Un facteur majeur est l’individuation, le processus par lequel un enfant acquiert une identité adulte distincte. En grandissant, les enfants ont besoin d’indépendance pour développer leurs propres pensées, relations et valeurs. Cette séparation naturelle peut, involontairement, être vécue comme un retrait affectif par la mère, surtout si le lien était autrefois très fort. L’enfant ne rejette pas nécessairement l’amour, mais se redéfinit en tant que personne à part entière.
Un autre aspect concerne l’expression des émotions et la sécurité. Les enfants confient souvent leurs émotions les plus fortes à la personne en qui ils ont le plus confiance, généralement leur mère. Cela peut créer une dynamique émotionnelle déséquilibrée où la frustration est davantage dirigée vers elle que vers les autres. Avec le temps, si les limites ou l’équilibre émotionnel n’ont pas été clairement définis pendant le développement, la relation peut évoluer vers une connexion plus fonctionnelle plutôt que profondément réciproque.

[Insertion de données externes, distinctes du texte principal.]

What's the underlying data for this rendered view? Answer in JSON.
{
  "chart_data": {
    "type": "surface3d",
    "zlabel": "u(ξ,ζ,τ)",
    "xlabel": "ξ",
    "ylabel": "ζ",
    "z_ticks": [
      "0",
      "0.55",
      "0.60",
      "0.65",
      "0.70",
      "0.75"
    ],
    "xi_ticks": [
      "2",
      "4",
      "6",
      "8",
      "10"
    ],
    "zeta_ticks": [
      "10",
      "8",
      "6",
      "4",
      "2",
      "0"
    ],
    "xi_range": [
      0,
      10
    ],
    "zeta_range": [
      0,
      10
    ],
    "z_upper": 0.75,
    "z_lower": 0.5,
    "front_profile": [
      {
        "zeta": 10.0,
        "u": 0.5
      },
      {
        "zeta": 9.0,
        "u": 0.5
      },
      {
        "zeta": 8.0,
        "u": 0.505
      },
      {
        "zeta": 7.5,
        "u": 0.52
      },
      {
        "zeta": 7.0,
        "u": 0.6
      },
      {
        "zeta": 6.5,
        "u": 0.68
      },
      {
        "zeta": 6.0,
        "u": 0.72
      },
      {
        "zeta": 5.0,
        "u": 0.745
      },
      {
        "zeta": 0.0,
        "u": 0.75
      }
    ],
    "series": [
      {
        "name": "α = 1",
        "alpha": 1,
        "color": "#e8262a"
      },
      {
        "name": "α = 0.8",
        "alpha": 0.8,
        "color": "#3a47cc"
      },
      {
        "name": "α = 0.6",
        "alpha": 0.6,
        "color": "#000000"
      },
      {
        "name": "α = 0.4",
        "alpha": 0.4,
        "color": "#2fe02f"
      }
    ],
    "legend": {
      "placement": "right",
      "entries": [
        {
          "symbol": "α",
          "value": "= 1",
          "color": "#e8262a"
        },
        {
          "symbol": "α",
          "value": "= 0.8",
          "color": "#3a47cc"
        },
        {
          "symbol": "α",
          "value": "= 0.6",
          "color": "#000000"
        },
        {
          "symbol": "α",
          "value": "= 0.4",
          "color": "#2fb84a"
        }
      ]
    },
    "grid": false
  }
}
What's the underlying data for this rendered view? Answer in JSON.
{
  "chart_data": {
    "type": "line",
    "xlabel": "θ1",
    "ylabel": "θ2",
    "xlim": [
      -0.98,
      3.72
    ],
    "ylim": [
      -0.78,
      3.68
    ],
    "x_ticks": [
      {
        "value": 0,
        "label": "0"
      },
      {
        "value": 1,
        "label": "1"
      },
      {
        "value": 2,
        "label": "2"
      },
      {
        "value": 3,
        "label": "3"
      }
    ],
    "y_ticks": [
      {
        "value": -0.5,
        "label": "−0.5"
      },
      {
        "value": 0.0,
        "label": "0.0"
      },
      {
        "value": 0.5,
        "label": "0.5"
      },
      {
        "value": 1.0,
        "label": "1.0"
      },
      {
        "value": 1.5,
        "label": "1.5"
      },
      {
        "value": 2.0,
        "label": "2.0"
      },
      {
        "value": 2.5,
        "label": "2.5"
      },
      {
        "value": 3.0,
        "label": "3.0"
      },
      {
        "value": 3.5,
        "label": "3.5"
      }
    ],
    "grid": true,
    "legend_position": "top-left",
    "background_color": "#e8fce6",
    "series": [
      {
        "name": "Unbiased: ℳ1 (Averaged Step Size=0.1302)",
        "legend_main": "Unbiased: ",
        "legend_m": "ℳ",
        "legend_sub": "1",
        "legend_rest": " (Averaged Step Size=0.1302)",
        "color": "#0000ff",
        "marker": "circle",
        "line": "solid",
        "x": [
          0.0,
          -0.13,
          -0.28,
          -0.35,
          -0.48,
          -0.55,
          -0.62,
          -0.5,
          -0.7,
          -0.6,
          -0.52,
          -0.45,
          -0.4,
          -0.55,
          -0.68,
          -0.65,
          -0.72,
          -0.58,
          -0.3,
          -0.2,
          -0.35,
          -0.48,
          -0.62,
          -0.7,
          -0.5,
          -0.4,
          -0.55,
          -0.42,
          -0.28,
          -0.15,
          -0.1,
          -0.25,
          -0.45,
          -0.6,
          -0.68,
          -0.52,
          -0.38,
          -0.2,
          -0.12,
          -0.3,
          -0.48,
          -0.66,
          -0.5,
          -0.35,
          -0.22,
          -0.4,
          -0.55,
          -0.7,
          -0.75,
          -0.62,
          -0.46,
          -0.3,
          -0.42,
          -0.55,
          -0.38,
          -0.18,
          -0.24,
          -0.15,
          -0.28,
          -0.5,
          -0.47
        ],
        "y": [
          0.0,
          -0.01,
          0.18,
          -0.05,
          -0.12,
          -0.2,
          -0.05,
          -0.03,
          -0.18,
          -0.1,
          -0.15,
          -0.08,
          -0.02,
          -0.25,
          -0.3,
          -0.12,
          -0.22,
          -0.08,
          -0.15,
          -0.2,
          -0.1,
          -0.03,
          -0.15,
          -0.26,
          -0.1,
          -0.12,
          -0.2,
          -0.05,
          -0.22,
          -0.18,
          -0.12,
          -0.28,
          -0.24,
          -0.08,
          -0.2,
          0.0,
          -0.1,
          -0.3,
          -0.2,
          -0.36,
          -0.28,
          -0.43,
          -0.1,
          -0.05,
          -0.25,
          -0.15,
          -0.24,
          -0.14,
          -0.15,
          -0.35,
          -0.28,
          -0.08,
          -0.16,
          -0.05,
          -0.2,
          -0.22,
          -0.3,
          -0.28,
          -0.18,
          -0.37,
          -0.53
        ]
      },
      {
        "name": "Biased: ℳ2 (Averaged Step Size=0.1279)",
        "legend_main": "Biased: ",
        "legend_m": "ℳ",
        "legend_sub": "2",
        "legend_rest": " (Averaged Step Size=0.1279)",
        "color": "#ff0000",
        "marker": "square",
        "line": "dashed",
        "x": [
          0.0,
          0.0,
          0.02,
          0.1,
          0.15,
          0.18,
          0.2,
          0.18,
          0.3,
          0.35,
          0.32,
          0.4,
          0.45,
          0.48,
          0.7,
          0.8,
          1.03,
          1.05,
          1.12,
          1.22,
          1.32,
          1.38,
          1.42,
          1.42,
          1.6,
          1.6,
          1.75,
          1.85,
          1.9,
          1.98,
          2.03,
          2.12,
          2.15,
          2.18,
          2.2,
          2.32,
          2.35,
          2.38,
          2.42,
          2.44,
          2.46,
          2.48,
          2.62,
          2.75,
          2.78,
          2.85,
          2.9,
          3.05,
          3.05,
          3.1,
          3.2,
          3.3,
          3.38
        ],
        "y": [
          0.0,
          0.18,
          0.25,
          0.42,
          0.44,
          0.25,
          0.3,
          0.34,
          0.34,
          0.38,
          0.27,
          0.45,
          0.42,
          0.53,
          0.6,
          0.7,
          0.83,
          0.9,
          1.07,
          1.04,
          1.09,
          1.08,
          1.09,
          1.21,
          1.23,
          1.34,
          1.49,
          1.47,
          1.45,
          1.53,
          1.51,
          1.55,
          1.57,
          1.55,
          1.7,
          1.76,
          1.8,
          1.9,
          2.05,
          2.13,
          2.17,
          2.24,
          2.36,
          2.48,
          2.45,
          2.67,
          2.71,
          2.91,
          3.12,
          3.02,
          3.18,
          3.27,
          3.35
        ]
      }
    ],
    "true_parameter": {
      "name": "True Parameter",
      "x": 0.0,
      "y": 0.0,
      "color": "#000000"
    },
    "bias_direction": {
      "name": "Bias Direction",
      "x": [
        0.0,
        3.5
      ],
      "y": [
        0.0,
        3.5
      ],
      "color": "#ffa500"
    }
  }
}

Les attentes culturelles jouent également un rôle, la vie moderne valorisant l’indépendance et l’espace personnel. Conjuguées aux schémas émotionnels passés et à l’histoire familiale, elles peuvent progressivement creuser un fossé, parfois involontairement, entre les deux parties. Dans la plupart des cas, ce fossé ne signifie pas la fin de l’amour, mais une évolution dans la manière dont il est exprimé et vécu.